Tras muchos años esperándolo, conseguí reservar unas vacaciones a Formentera, donde habían rodado aquella película que tanto me impactó, hace unos 10 años. Pero desgraciadamente, Enrique tuvo que cancelar su plan por obligaciones laborales, así que me fuí yo sola, un poco como Lucía, para tratar de estar más aquí que allí.
A menudo, me sentaba en las mesas del lounge y pensaba en cómo explicarle lo bonita que era la puesta de sol desde allí. Supongo que la golden hour no tiene traducción a ningún idioma, se vive pero es imposible contarla. De ahí, mi sentimiento de victoria cuando, un año después lo tenía ahí, frente a mí, temblando de euforia al ver esa loncha de queso de cabra bajo el sol del atardecer.

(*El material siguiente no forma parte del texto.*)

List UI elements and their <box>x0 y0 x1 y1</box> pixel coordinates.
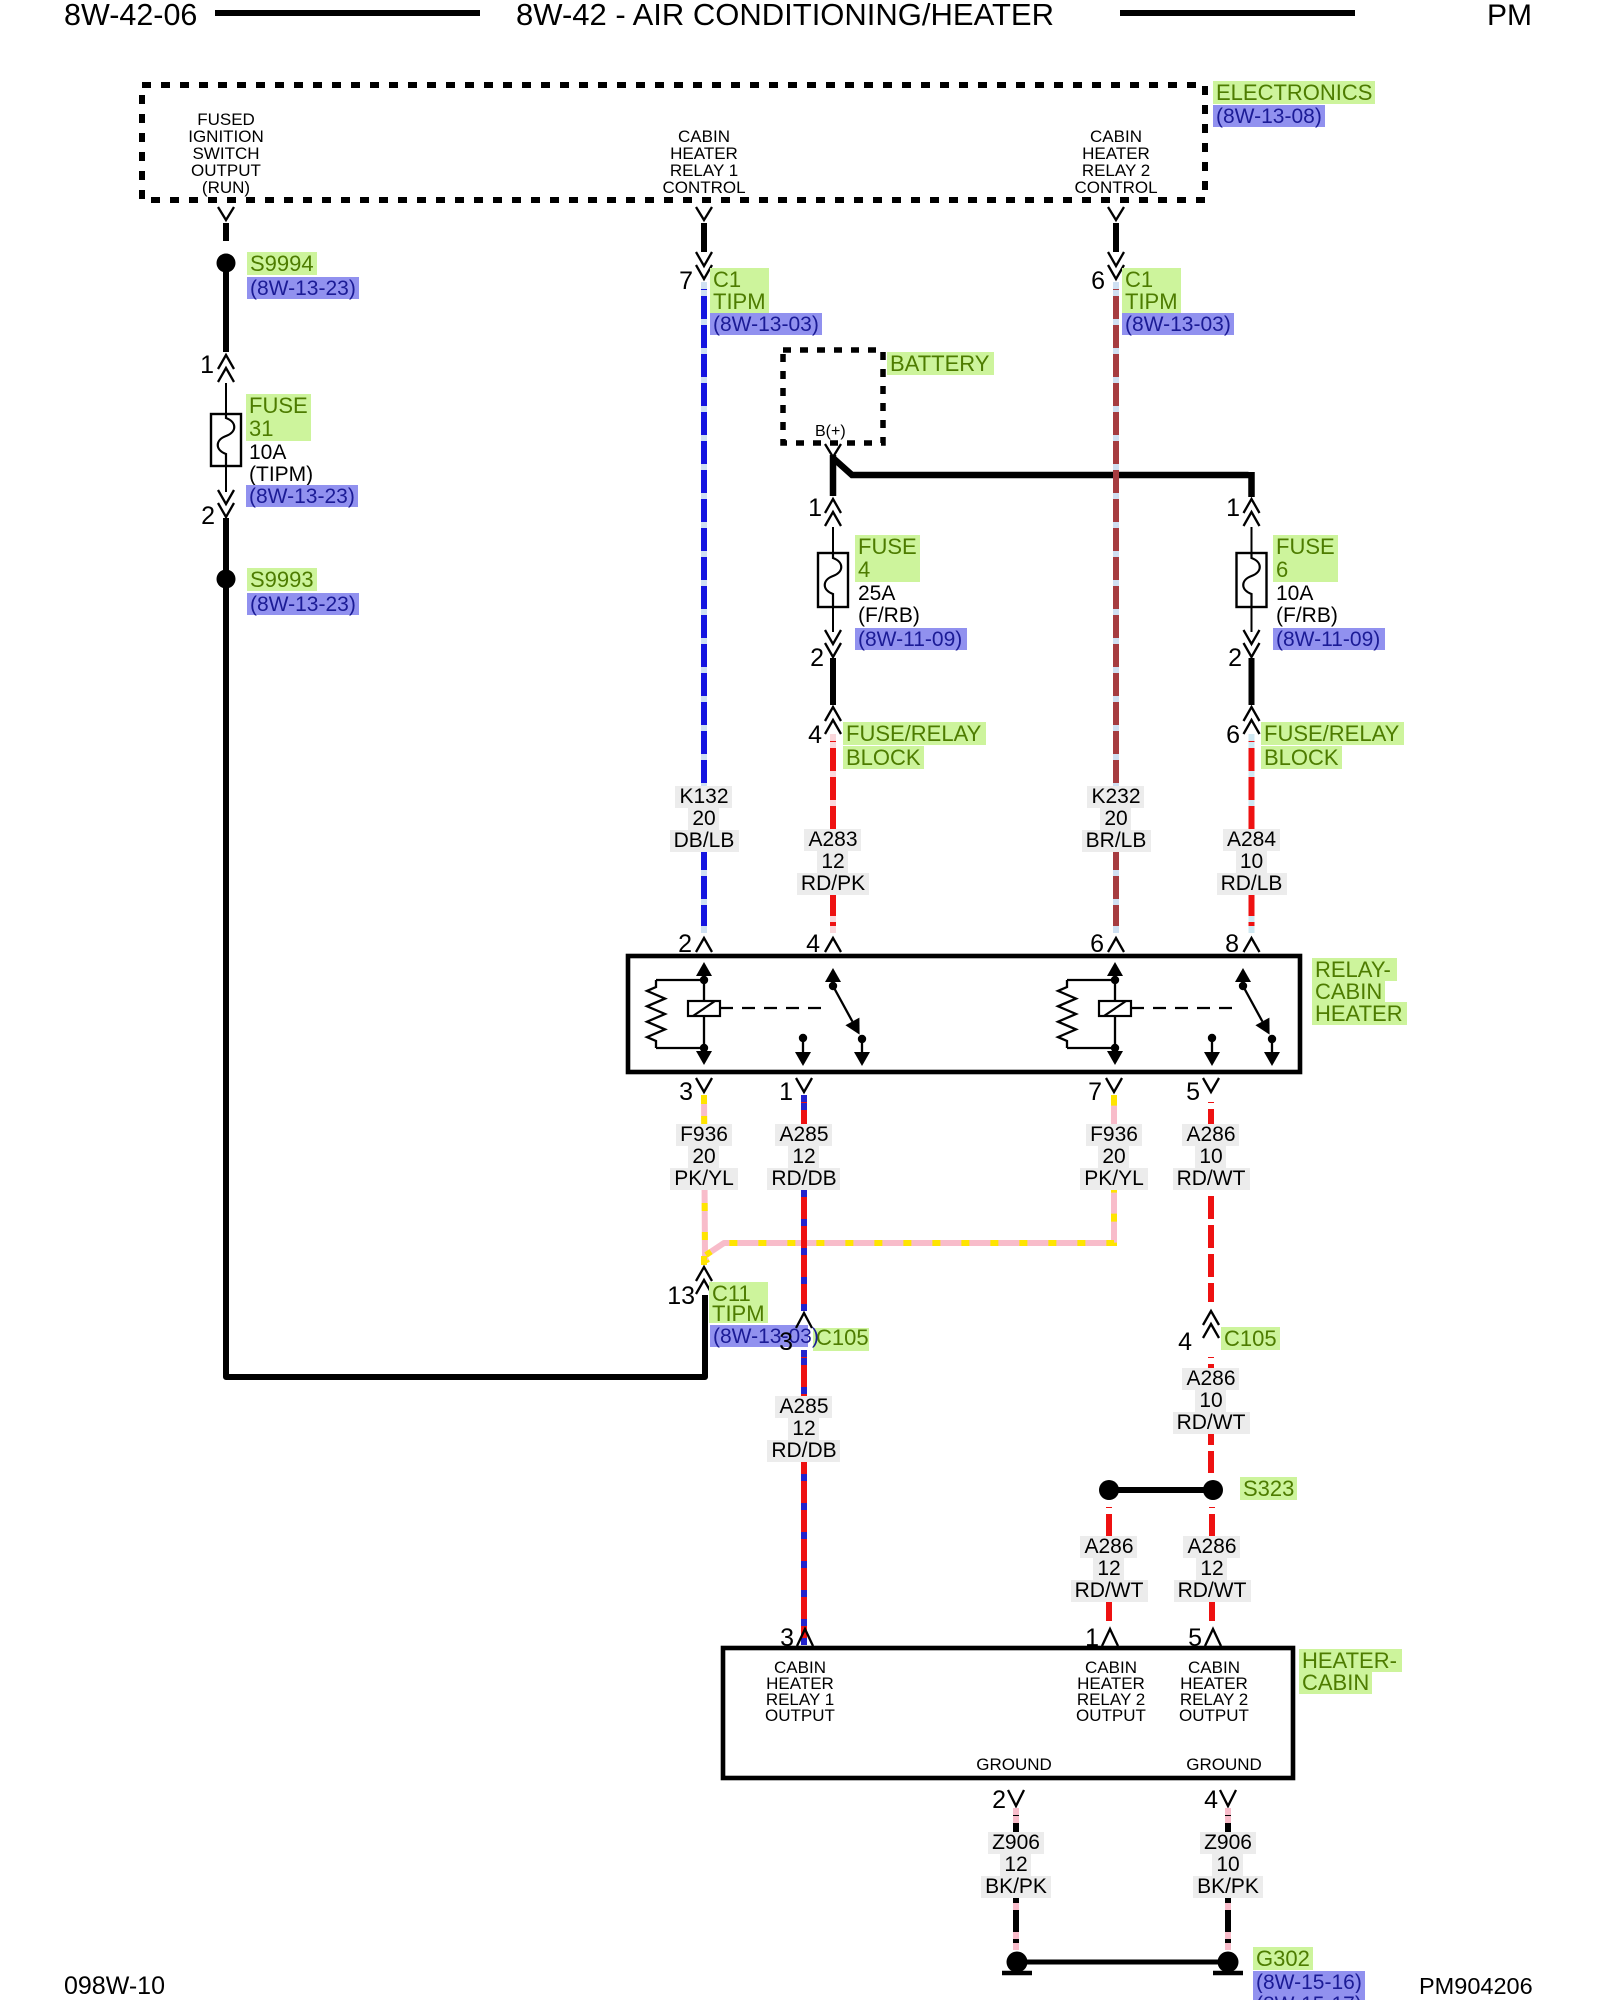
relay switch output contact <box>1208 1034 1216 1042</box>
svg-text:4: 4 <box>1178 1328 1192 1356</box>
RELAY-CABIN HEATER box <box>628 956 1300 1072</box>
svg-text:4: 4 <box>1204 1786 1218 1814</box>
svg-text:TIPM: TIPM <box>712 1301 765 1326</box>
pin 2 of fuse 6 <box>1251 607 1253 632</box>
wire exit arrow cabin heater relay 1 control <box>696 207 712 220</box>
relay switch pole arrow <box>832 982 834 985</box>
label K232 20 BR/LB <box>1087 786 1144 808</box>
label S9994 <box>247 252 317 275</box>
svg-text:CABIN: CABIN <box>1302 1670 1369 1695</box>
relay actuation dashed link <box>720 1007 825 1009</box>
wire K232 20 BR/LB <box>1113 282 1119 933</box>
svg-text:OUTPUT: OUTPUT <box>765 1706 835 1725</box>
label A286 12 RD/WT right <box>1183 1536 1240 1558</box>
svg-text:10: 10 <box>1240 850 1263 873</box>
relay coil ground arrow <box>703 1048 705 1051</box>
svg-text:7: 7 <box>679 267 693 295</box>
svg-text:2: 2 <box>201 502 215 530</box>
label (8W-13-08) <box>1213 105 1325 127</box>
header rule left <box>215 10 480 16</box>
label G302 <box>1253 1947 1313 1970</box>
svg-text:RD/PK: RD/PK <box>801 872 865 895</box>
wire F936 20 PK/YL left <box>704 1095 707 1263</box>
ground G302 symbol <box>1017 1960 1228 1965</box>
B(+) exit arrow <box>825 444 841 457</box>
connector C1 pin 7 arrows <box>696 265 712 279</box>
svg-text:12: 12 <box>792 1417 815 1440</box>
label F936 20 PK/YL left <box>676 1124 732 1146</box>
relay coil feed arrow <box>1114 976 1116 979</box>
HEATER-CABIN box <box>723 1648 1293 1778</box>
svg-text:PM904206: PM904206 <box>1419 1973 1533 1999</box>
label (8W-13-03) left <box>710 313 822 335</box>
svg-text:1: 1 <box>779 1078 793 1106</box>
svg-text:A283: A283 <box>808 828 857 851</box>
label C105 right <box>1221 1327 1280 1350</box>
svg-text:(RUN): (RUN) <box>202 178 250 197</box>
svg-text:ELECTRONICS: ELECTRONICS <box>1216 80 1372 105</box>
svg-text:DB/LB: DB/LB <box>674 829 735 852</box>
svg-text:A286: A286 <box>1186 1123 1235 1146</box>
label FUSE/RELAY BLOCK middle <box>843 722 986 745</box>
svg-text:2: 2 <box>992 1786 1006 1814</box>
svg-text:RD/DB: RD/DB <box>771 1167 836 1190</box>
svg-text:FUSE: FUSE <box>1276 534 1335 559</box>
label C1 TIPM right <box>1122 268 1181 291</box>
label A286 10 RD/WT upper <box>1182 1124 1239 1146</box>
svg-text:13: 13 <box>667 1282 695 1310</box>
label FUSE/RELAY BLOCK right <box>1261 722 1404 745</box>
svg-text:FUSE: FUSE <box>858 534 917 559</box>
svg-text:20: 20 <box>692 1145 715 1168</box>
ELECTRONICS module dotted box <box>142 85 1205 200</box>
battery feed wire to fuse 4 and fuse 6 <box>833 455 1252 497</box>
svg-text:F936: F936 <box>1090 1123 1138 1146</box>
fuse F31 <box>225 383 227 414</box>
svg-text:CONTROL: CONTROL <box>662 178 745 197</box>
svg-text:PM: PM <box>1487 0 1532 32</box>
svg-text:FUSE/RELAY: FUSE/RELAY <box>846 721 982 746</box>
svg-text:8W-42 - AIR CONDITIONING/HEATE: 8W-42 - AIR CONDITIONING/HEATER <box>516 0 1054 32</box>
wire F936 pink/yellow horizontal run <box>706 1095 1114 1255</box>
relay coil ground arrow <box>1114 1048 1116 1051</box>
yellow tracer dashes at wire ends <box>701 1095 707 1104</box>
relay switch thrown-contact arrow <box>1271 1039 1273 1050</box>
relay switch blade <box>833 986 852 1022</box>
svg-text:S9994: S9994 <box>250 251 314 276</box>
label A284 10 RD/LB <box>1223 829 1280 851</box>
label Z906 10 BK/PK <box>1200 1832 1256 1854</box>
svg-text:A286: A286 <box>1084 1535 1133 1558</box>
svg-text:12: 12 <box>1004 1853 1027 1876</box>
svg-text:6: 6 <box>1091 267 1105 295</box>
svg-text:B(+): B(+) <box>815 423 846 440</box>
label (8W-13-03) at C11 <box>710 1325 808 1347</box>
svg-text:(8W-13-03): (8W-13-03) <box>713 1325 819 1348</box>
BATTERY dotted box <box>783 350 883 443</box>
label (8W-15-16) <box>1253 1971 1365 1993</box>
svg-text:S323: S323 <box>1243 1476 1294 1501</box>
svg-text:GROUND: GROUND <box>976 1755 1052 1774</box>
svg-text:10: 10 <box>1199 1145 1222 1168</box>
wire exit arrow from ELECTRONICS (run output) <box>218 207 234 220</box>
label BATTERY <box>887 352 994 375</box>
label Z906 12 BK/PK <box>988 1832 1044 1854</box>
svg-text:BK/PK: BK/PK <box>985 1875 1047 1898</box>
svg-text:BATTERY: BATTERY <box>890 351 990 376</box>
svg-text:(8W-13-23): (8W-13-23) <box>249 485 355 508</box>
label S9993 <box>247 568 317 591</box>
svg-text:10A: 10A <box>249 441 286 464</box>
relay switch output contact <box>799 1034 807 1042</box>
label (8W-11-09) for fuse 6 <box>1273 628 1385 650</box>
svg-text:BLOCK: BLOCK <box>1264 745 1339 770</box>
svg-text:(8W-13-03): (8W-13-03) <box>713 313 819 336</box>
svg-text:G302: G302 <box>1256 1946 1310 1971</box>
svg-text:F936: F936 <box>680 1123 728 1146</box>
svg-text:5: 5 <box>1186 1078 1200 1106</box>
label C105 left <box>813 1328 869 1351</box>
svg-text:8W-42-06: 8W-42-06 <box>64 0 197 32</box>
pin 2 of fuse 31 <box>225 466 227 492</box>
label RELAY-CABIN HEATER <box>1312 958 1397 981</box>
wire A286 12 RD/WT right leg <box>1209 1500 1215 1628</box>
svg-text:K232: K232 <box>1091 785 1140 808</box>
svg-text:20: 20 <box>692 807 715 830</box>
wire A286 10 RD/WT to splice S323 <box>1208 1350 1214 1480</box>
svg-text:Z906: Z906 <box>992 1831 1040 1854</box>
svg-text:OUTPUT: OUTPUT <box>1179 1706 1249 1725</box>
wire A286 10 RD/WT from relay pin 5 <box>1208 1095 1214 1309</box>
svg-text:A285: A285 <box>779 1123 828 1146</box>
splice S323 <box>1109 1487 1213 1493</box>
wire A286 12 RD/WT left leg <box>1106 1500 1112 1628</box>
svg-text:A286: A286 <box>1186 1367 1235 1390</box>
svg-text:(8W-13-23): (8W-13-23) <box>250 277 356 300</box>
svg-text:A285: A285 <box>779 1395 828 1418</box>
svg-text:FUSE: FUSE <box>249 393 308 418</box>
pin 2 of fuse 4 <box>832 607 834 632</box>
wire K132 20 DB/LB <box>701 282 707 933</box>
wire A283 12 RD/PK <box>830 734 836 933</box>
svg-text:(8W-15-16): (8W-15-16) <box>1256 1971 1362 1994</box>
svg-text:10A: 10A <box>1276 582 1313 605</box>
connector C1 pin 6 arrows <box>1108 265 1124 279</box>
label F936 20 PK/YL right <box>1086 1124 1142 1146</box>
svg-text:12: 12 <box>1200 1557 1223 1580</box>
splice S9993 <box>217 570 236 589</box>
relay switch blade <box>1243 986 1262 1022</box>
svg-text:1: 1 <box>808 494 822 522</box>
wire fuse 4 to fuse/relay block <box>830 658 836 705</box>
fuse F6 <box>1251 527 1253 553</box>
svg-text:RD/WT: RD/WT <box>1177 1411 1246 1434</box>
label (8W-13-03) right <box>1122 313 1234 335</box>
label HEATER-CABIN <box>1299 1649 1402 1672</box>
relay coil resistor <box>656 980 704 1048</box>
svg-text:098W-10: 098W-10 <box>64 1972 165 2000</box>
label A285 12 RD/DB lower <box>775 1396 832 1418</box>
wire A284 10 RD/LB <box>1249 734 1255 933</box>
svg-text:S9993: S9993 <box>250 567 314 592</box>
label ELECTRONICS <box>1213 81 1375 104</box>
svg-text:BLOCK: BLOCK <box>846 745 921 770</box>
relay coil <box>703 980 705 1048</box>
svg-text:K132: K132 <box>679 785 728 808</box>
label FUSE 4 <box>855 535 920 559</box>
svg-text:1: 1 <box>200 351 214 379</box>
svg-text:12: 12 <box>1097 1557 1120 1580</box>
label K132 20 DB/LB <box>675 786 732 808</box>
svg-text:7: 7 <box>1088 1078 1102 1106</box>
svg-text:(F/RB): (F/RB) <box>1276 604 1338 627</box>
svg-text:(TIPM): (TIPM) <box>249 463 313 486</box>
svg-text:3: 3 <box>679 1078 693 1106</box>
label A286 10 RD/WT middle <box>1182 1368 1239 1390</box>
label FUSE 6 <box>1273 535 1338 559</box>
svg-text:CONTROL: CONTROL <box>1074 178 1157 197</box>
label (8W-15-17) clipped <box>1253 1993 1365 2000</box>
svg-text:BK/PK: BK/PK <box>1197 1875 1259 1898</box>
svg-text:25A: 25A <box>858 582 895 605</box>
wire Z906 10 BK/PK <box>1225 1808 1231 1950</box>
svg-text:RD/WT: RD/WT <box>1177 1167 1246 1190</box>
svg-text:4: 4 <box>858 557 870 582</box>
wire A285 12 RD/DB from relay pin 1 <box>801 1095 807 1311</box>
relay switch thrown-contact arrow <box>861 1039 863 1050</box>
label C1 TIPM <box>710 268 769 291</box>
svg-text:(8W-13-23): (8W-13-23) <box>250 593 356 616</box>
relay coil resistor <box>1067 980 1115 1048</box>
svg-text:4: 4 <box>808 721 822 749</box>
svg-text:12: 12 <box>792 1145 815 1168</box>
svg-text:(8W-11-09): (8W-11-09) <box>1276 628 1380 651</box>
label (8W-11-09) for fuse 4 <box>855 628 967 650</box>
svg-text:RD/WT: RD/WT <box>1075 1579 1144 1602</box>
label (8W-13-23) for fuse 31 <box>246 485 358 507</box>
svg-text:BR/LB: BR/LB <box>1086 829 1147 852</box>
svg-text:(8W-11-09): (8W-11-09) <box>858 628 962 651</box>
svg-text:C105: C105 <box>1224 1326 1277 1351</box>
svg-text:12: 12 <box>821 850 844 873</box>
connector C11 pin 13 arrows <box>696 1267 712 1281</box>
wire fuse 6 to fuse/relay block <box>1249 658 1255 705</box>
label (8W-13-23) for S9994 <box>247 277 359 299</box>
relay coil feed arrow <box>703 976 705 979</box>
label S323 <box>1240 1477 1297 1500</box>
wire A285 12 RD/DB to heater <box>801 1350 807 1645</box>
svg-text:RD/LB: RD/LB <box>1221 872 1283 895</box>
svg-text:20: 20 <box>1102 1145 1125 1168</box>
svg-text:RD/DB: RD/DB <box>771 1439 836 1462</box>
svg-text:6: 6 <box>1226 721 1240 749</box>
svg-text:6: 6 <box>1276 557 1288 582</box>
svg-text:20: 20 <box>1104 807 1127 830</box>
label A283 12 RD/PK <box>804 829 861 851</box>
svg-text:10: 10 <box>1216 1853 1239 1876</box>
svg-text:3: 3 <box>779 1328 793 1356</box>
connector C105 pin 4 arrows <box>1203 1311 1219 1325</box>
svg-text:10: 10 <box>1199 1389 1222 1412</box>
svg-text:(8W-13-08): (8W-13-08) <box>1216 105 1322 128</box>
svg-text:Z906: Z906 <box>1204 1831 1252 1854</box>
svg-text:GROUND: GROUND <box>1186 1755 1262 1774</box>
svg-text:FUSE/RELAY: FUSE/RELAY <box>1264 721 1400 746</box>
svg-text:PK/YL: PK/YL <box>674 1167 734 1190</box>
wire exit arrow cabin heater relay 2 control <box>1108 207 1124 220</box>
wire S9993 down and across to C11 pin 13 <box>226 588 705 1377</box>
svg-text:(8W-15-17): (8W-15-17) <box>1256 1993 1362 2000</box>
svg-text:TIPM: TIPM <box>713 289 766 314</box>
wire fuse 31 to S9993 <box>223 518 229 570</box>
relay coil <box>1114 980 1116 1048</box>
label A286 12 RD/WT left <box>1080 1536 1137 1558</box>
svg-text:31: 31 <box>249 416 273 441</box>
header rule right <box>1120 10 1355 16</box>
label A285 12 RD/DB upper <box>775 1124 832 1146</box>
svg-text:2: 2 <box>810 644 824 672</box>
svg-text:PK/YL: PK/YL <box>1084 1167 1144 1190</box>
label (8W-13-23) for S9993 <box>247 593 359 615</box>
svg-text:OUTPUT: OUTPUT <box>1076 1706 1146 1725</box>
svg-text:(8W-13-03): (8W-13-03) <box>1125 313 1231 336</box>
wire Z906 12 BK/PK <box>1013 1808 1019 1950</box>
svg-text:HEATER: HEATER <box>1315 1001 1403 1026</box>
svg-text:A284: A284 <box>1227 828 1276 851</box>
svg-text:C105: C105 <box>816 1325 869 1350</box>
svg-text:(F/RB): (F/RB) <box>858 604 920 627</box>
connector C105 pin 3 arrow <box>796 1313 812 1328</box>
svg-text:TIPM: TIPM <box>1125 289 1178 314</box>
pin 6 fuse/relay block <box>1244 707 1260 721</box>
svg-text:2: 2 <box>1228 644 1242 672</box>
pin 4 fuse/relay block <box>825 707 841 721</box>
svg-text:1: 1 <box>1226 494 1240 522</box>
relay actuation dashed link <box>1131 1007 1235 1009</box>
fuse F4 <box>832 527 834 553</box>
svg-text:A286: A286 <box>1187 1535 1236 1558</box>
wire S9994 to fuse 31 <box>223 271 229 352</box>
relay switch pole arrow <box>1242 982 1244 985</box>
label FUSE 31 <box>246 394 311 418</box>
svg-text:RD/WT: RD/WT <box>1178 1579 1247 1602</box>
label C11 TIPM <box>709 1282 768 1303</box>
splice S9994 <box>217 254 236 273</box>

Supongo que la vida, es un poco como las vacaciones. Puedes ir tú solo y será interesante, enriquecedor en muchos sentidos, pero nunca comparable a lo que se siente cuando las compartes con alguien que quieres de verdad. Sin dejarme llevar por la melancolía, me doy cuenta de que el vacío de mis verdaderos amigos (y familiares con los que me relaciono) es algo que acarrearé de por vida, hasta que las circunstancias nos permitan vernos algo más que un par de veces al año.
Hay quien me tiene por fuerte, pero también tengo un límite. Trato de adaptarme, pero en el fondo resuena esa voz que me recuerda que soy muy diferente; ésa misma que se siente tan cómoda, comprendida y querida, cuando os tengo cerca. Trato de ignorarla, pero es inútil. No puedo evitar la melancolía, ni echarles de menos, pues hemos crecido juntos y de alguna forma, somos parte los unos de los otros.